The formula for the second-order Taylor polynomial, \(T_2(x, y)\), expands on the first-order by incorporating second partial derivatives:\[ T_2(x, y) = T_1(x, y) + \frac{1}{2}f_{xx}(a, b)(x-a)^2 + \frac{1}{2}f_{yy}(a, b)(y-b)^2 + f_{xy}(a, b)(x-a)(y-b)\]
For the function given in our exercise:

• Calculate second derivatives:
  • \(f_{xx}(1, 1) = 6\)
  • \(f_{yy}(1, 1) = 6\)
  • \(f_{xy}(1, 1) = 6\)
• Combine these into the formula, using:\[T_2(x, y) = 4x + 4y - 6 + 3(x-1)^2 + 3(y-1)^2 + 6(x-1)(y-1)\]
• This simplifies to:\( T_2(x, y) = 3x^2 + 3y^2 + 6xy - 2x - 2y + 6 \).

This polynomial gives a better approximation for values close to \((1,1)\) by taking the curvature of the surface into account.

Function approximation using Taylor polynomials is a powerful mathematical tool, letting us estimate complex functions at select points.

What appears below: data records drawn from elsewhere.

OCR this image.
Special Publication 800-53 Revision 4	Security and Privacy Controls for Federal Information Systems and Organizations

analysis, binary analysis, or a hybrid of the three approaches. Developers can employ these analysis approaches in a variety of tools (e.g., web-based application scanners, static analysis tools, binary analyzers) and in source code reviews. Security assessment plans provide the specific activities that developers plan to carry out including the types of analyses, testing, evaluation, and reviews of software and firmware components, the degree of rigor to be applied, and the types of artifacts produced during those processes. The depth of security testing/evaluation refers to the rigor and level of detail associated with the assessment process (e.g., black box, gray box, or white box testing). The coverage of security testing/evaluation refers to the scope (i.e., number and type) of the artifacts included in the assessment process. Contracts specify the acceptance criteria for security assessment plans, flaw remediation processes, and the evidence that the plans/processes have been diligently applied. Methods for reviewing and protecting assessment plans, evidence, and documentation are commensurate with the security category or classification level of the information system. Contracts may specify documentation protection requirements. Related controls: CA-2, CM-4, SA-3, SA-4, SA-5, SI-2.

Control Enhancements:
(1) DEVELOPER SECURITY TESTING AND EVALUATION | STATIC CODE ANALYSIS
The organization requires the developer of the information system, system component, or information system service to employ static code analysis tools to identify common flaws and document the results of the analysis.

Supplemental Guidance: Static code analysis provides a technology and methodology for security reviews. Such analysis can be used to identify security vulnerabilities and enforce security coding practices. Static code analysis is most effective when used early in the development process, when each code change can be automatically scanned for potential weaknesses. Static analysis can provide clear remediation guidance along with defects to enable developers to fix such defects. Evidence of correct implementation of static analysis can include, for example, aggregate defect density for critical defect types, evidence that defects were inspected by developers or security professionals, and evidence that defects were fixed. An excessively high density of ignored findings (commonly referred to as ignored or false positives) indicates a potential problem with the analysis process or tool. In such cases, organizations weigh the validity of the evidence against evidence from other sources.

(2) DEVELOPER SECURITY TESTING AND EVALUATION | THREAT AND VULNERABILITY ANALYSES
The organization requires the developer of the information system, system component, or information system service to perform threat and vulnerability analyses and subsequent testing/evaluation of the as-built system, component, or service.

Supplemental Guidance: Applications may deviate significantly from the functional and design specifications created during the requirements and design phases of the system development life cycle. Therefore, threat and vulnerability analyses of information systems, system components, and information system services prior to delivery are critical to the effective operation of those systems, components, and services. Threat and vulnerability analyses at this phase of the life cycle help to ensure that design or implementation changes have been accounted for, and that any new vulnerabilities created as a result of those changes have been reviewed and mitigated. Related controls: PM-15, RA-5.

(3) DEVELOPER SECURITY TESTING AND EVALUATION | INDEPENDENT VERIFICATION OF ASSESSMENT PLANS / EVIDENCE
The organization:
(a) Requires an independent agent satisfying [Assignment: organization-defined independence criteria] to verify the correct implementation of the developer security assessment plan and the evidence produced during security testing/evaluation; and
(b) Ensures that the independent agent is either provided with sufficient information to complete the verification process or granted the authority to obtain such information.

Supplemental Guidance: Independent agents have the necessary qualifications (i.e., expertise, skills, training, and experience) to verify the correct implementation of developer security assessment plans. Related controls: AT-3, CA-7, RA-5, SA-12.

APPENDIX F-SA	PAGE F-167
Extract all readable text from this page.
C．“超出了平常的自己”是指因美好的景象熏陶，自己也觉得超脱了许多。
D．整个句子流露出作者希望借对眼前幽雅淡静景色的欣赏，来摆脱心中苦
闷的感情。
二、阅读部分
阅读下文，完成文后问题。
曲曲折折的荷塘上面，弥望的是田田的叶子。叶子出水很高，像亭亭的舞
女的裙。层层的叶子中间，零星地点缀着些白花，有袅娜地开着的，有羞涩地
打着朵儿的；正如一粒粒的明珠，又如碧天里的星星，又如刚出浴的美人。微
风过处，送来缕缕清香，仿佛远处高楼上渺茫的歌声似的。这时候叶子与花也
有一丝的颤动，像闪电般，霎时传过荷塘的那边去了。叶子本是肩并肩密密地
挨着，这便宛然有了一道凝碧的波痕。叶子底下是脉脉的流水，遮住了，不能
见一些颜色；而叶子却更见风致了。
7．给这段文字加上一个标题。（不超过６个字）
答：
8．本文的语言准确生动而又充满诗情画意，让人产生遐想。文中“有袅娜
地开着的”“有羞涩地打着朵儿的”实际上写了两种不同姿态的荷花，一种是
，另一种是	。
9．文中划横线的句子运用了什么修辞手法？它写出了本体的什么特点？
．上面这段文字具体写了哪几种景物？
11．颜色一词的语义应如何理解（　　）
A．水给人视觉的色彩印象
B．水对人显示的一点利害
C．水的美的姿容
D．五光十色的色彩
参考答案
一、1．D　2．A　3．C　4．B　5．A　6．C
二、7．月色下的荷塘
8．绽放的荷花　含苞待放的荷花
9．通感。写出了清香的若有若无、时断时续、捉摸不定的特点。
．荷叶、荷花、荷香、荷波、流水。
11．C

This process involves creating a simpler model that closely matches the behavior of our target function near a specified point of interest.
By evaluating the first-order and second-order Taylor polynomials at \( (1.2, 1.2) \), we can predict the behavior of \(f(x, y) \) without directly calculating its complex form:

• By using \(T_1(1.2, 1.2)\), we get approximately \(3.6\).
• For \(T_2(1.2, 1.2)\), the estimate shifts dramatically to \(18.48\).

Interestingly, the actual function value at \( (1.2, 1.2) \) is closely \(3.456\), showing that the first-order polynomial's simpler, linear approach provided a better approximation in this scenario. This demonstrates how even more complex polynomial approximations can become overly fit for problems too close to studied points, illustrating the need for careful selection of approximation orders based on the function's stability and behavior.